Ogni tuo lavoro sensibilizza il nostro sguardo attraverso un complesso meccanismo di lettura che procede per sottili e raffinati contrasti: tra materie (nobili e comuni), tra immagini (reali e virtuali), tra consistenze (delicatezza e materialità forte), tra sensi (tutti partecipi nella definizione dell'”oggetto” visivo). Come agisci sul senso e il valore del “contrasto”?
Il contrasto è proprio il filo conduttore di tutte le installazioni della serie Kindergarten, ne sottolinea e amplifica il non senso, lo snaturamento ed il ribaltamento della logica. Ho voluto sottolineare questo irraggiungibile gap tra il piano ideale di un parco per l’infanzia, dove tutti i bimbi dovrebbero giocare felici, e il piano della cruda realtà di un “asilo”, dove gli stessi bambini diventano giocattoli nelle mani degli adulti, agendo attraverso molteplici ed incolmabili contrasti a livello visivo, percettivo e concettuale.
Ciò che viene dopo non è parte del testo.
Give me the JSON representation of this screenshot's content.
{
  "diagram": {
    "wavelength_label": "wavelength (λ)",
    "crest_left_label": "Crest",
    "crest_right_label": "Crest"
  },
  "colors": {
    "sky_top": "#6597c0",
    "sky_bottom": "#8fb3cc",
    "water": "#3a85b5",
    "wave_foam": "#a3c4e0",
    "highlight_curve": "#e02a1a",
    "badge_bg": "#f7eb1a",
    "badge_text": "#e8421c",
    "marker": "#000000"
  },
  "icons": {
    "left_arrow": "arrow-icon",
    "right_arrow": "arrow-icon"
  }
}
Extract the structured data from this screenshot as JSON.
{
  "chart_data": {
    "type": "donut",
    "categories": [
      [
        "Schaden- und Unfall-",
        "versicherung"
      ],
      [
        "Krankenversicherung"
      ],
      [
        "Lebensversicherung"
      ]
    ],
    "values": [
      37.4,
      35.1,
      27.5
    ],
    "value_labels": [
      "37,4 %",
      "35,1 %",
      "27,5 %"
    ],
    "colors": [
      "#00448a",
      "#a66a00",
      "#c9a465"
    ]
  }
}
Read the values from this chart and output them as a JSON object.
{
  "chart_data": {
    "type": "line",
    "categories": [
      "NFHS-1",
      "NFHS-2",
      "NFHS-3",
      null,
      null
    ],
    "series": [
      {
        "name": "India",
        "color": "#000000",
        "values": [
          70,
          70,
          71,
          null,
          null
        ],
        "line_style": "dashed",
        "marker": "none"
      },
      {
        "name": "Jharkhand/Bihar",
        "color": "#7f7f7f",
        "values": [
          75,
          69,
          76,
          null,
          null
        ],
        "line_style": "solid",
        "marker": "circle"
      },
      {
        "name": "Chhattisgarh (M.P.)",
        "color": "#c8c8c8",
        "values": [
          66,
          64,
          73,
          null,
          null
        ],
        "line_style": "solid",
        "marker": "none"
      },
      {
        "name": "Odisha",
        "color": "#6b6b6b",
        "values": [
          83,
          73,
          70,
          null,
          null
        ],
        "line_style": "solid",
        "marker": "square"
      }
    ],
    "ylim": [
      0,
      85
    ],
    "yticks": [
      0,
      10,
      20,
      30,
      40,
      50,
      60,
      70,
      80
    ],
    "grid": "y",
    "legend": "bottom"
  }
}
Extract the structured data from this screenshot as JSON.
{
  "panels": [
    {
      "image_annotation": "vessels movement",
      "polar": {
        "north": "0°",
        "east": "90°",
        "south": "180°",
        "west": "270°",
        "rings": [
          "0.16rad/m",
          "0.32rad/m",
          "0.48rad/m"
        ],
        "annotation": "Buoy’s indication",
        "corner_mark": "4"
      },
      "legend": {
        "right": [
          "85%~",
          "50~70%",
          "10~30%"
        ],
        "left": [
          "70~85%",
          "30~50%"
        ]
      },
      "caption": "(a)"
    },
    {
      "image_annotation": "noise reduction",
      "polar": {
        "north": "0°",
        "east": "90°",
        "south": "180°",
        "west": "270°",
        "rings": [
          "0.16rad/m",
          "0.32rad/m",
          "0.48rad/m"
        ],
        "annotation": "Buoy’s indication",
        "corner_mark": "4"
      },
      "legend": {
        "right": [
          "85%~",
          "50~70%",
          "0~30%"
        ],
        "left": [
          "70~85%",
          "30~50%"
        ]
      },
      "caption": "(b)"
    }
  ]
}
Oltre ai contrasti che hai già nominato, vorrei evidenziare anche quello costituito da ciò che appare allo spettatore e quella che, invece, è la destinazione finale di ogni gruppo installativo: il gioco delle costruzioni trova il suo contrasto nella distruzione che caratterizza il triste futuro dei bambini-soldato, mentre il parco giochi fatto da scivoli, giostre e altalene si rivela nient’altro che una serie di macchine da lavoro per sfruttare i piccoli. Anche il sonoro, che tra le allegre note delle filastrocche cantate contiene testi di opposto contenuto, comunque collide con le drammatiche immagini delle opere.

Anna Skoromnaya, Popcorn Machine, serie Kindergarten, 2017 Foto Andrea Parisi

Anna Skoromnaya, Popcorn Machine, serie Kindergarten, 2017 Foto Andrea Parisi

Quanto della tua storia, del tuo vissuto, delle tue esperienze, della tua sensibilità riversi nel tuo lavoro che, per noi che guardiamo, non è mai abbandonato alla sola freddezza della tecnica?
Lavorando alla mia attuale serie Kindergarten ho dovuto tornare, in qualche modo, ai ricordi della mia infanzia, abbandonandomi ad un modo più ”giocoso” di  inventare e creare ogni singolo particolare delle mie installazioni. Ho potuto ricordare a me stessa che è molto importante non porre limiti alla propria fantasia creativa, perché proprio l’arte non deve avere limiti imposti. Le nostre origini, storie, sensibilità, ogni singola esperienza vissuta, come fossero colori su una tavolozza, servono dal primo all’ultimo come strumenti con cui operare, anche per affrontare tematiche universali, ma dal nostro unico e personale punto di vista.

Quali nuovi progetti stanno prendendo forma? Su cosa stai lavorando?
Sono molto entusiasta della mia prossima mostra personale nello Spazio Arte di CUBO Unipol a Bologna (9 aprile – 31 maggio 2018,) evento per il quale sto già realizzando la mia terza grande installazione della serie Kindergarten, che affronterà il delicato e drammatico tema delle bambine spose.

Anna Skoromnaya è nata a Minsk (Bielorussia) nel 1986. Laureata in Pittura all’Accademia di Belle Arti di Firenze, è docente di Pittura e Disegno all’Accademia di Belle Arti di Sanremo (IM). Vive e lavora tra Genova e Firenze.